Streaming library
Andrei Alexandrescu
SeeWebsiteForEmail at erdani.org
Thu Oct 14 21:24:00 PDT 2010
On 10/14/10 21:22 CDT, Rainer Deyke wrote:
> On 10/14/2010 15:49, Andrei Alexandrescu wrote:
>> Good point. Perhaps indeed it's best to only deal with bytes and
>> characters at transport level.
>
> Make that just bytes.
>
> Characters data must be encoded into bytes before it is written and
> decoded before it is read. The low-level OS functions only deal with
> bytes, not characters.
I'm not so sure about that. For example, some code in std.stdio is
dedicated to supporting fwide():
http://www.opengroup.org/onlinepubs/000095399/functions/fwide.html
As far as I understand, a wide stream is essentially an UCS-2 (or
UTF-16? Not sure) stream that is impossible to abstract away as a stream
of bytes.
I see Windows' commitment to fwide is... odd:
http://msdn.microsoft.com/en-us/library/aa985619%28VS.80%29.aspx
The ultimate question is whether we want to support that (as well as
other dedicated text streams) or not.
> Text encoding is a complicated process - consider different unicode
> encodings, different non-unicode encodings, byte order markers, and
> Windows versus Unix line endings. Furthermore, it is often useful to
> wedge an additional translation layer between the low-level (binary)

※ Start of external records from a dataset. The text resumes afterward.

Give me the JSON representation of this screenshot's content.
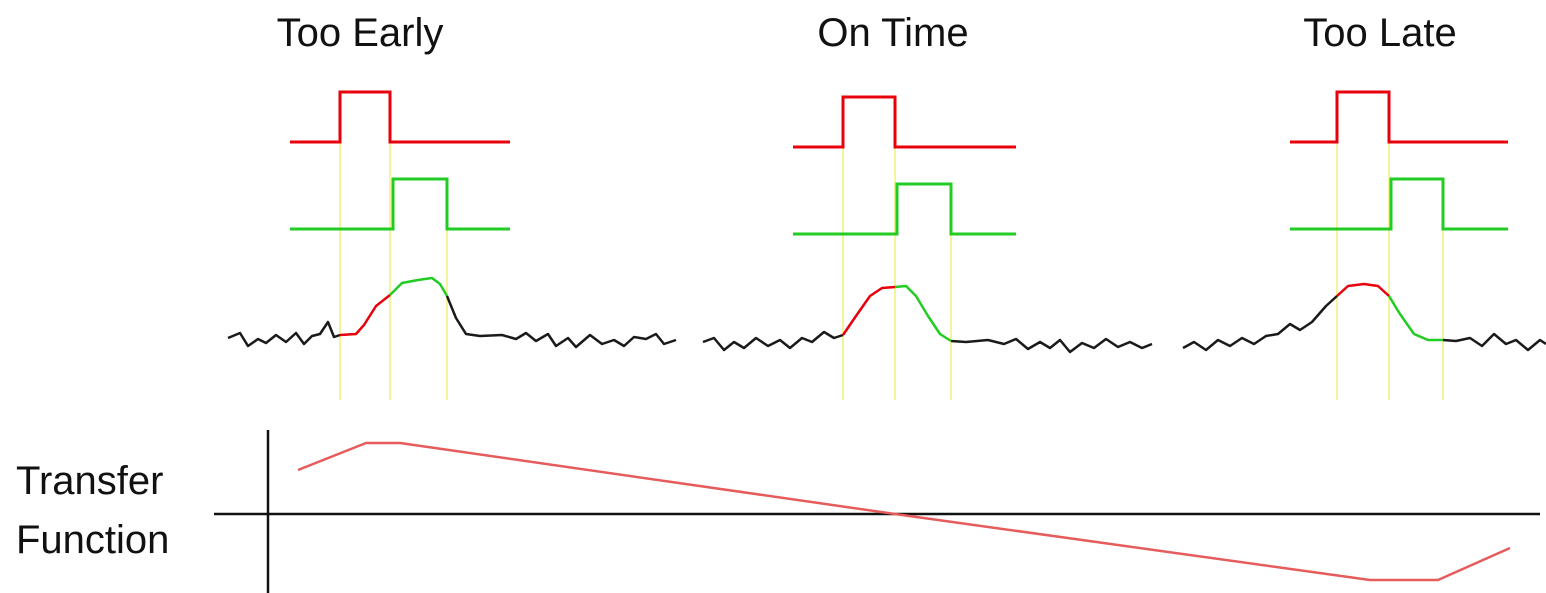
{
  "panels": [
    {
      "title": "Too Early"
    },
    {
      "title": "On Time"
    },
    {
      "title": "Too Late"
    }
  ],
  "transfer_label": [
    "Transfer",
    "Function"
  ],
  "colors": {
    "early_gate": "#e8000b",
    "late_gate": "#22cc22",
    "signal": "#1a1a1a",
    "guide": "#f4f07a",
    "transfer_curve": "#e65b5b",
    "axis": "#111111"
  }
}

> stream and the high-level text encoding layer, such as an encryption or
> compression layer.
>
> Writing characters directly to streams made sense in the pre-Unicode
> world where there was a one-to-one correspondence between characters and
> bytes. In a modern world, text encoding is an important service that
> deserves its own standalone module.
I'd say quite the opposite. Since now encodings are embedded all the way
down at the low level (per fwide above), we can't pretend it's all bytes
down there and leave characters to upper layers. There _are_ transports
that deal with characters directly.
So the $1M question is, do we support text transports or not?
- fwide streams
- files for which isatty() returns true
(http://www.opengroup.org/onlinepubs/009695399/functions/isatty.html)
- email protocol and probably other Internet protocols
- others?
If we don't support text at the transport level, things can still made
to work but in a more fragile manner: upper-level protocols will need to
_know_ that although the API accepts any ubyte[], in fact the results
would be weird and malfunctioning if the wrong things are being passed.
A text-based transport would clarify at the type level that a text
stream accepts only UTF-encoded characters.
I think either way is not a catastrophe. We can make it work.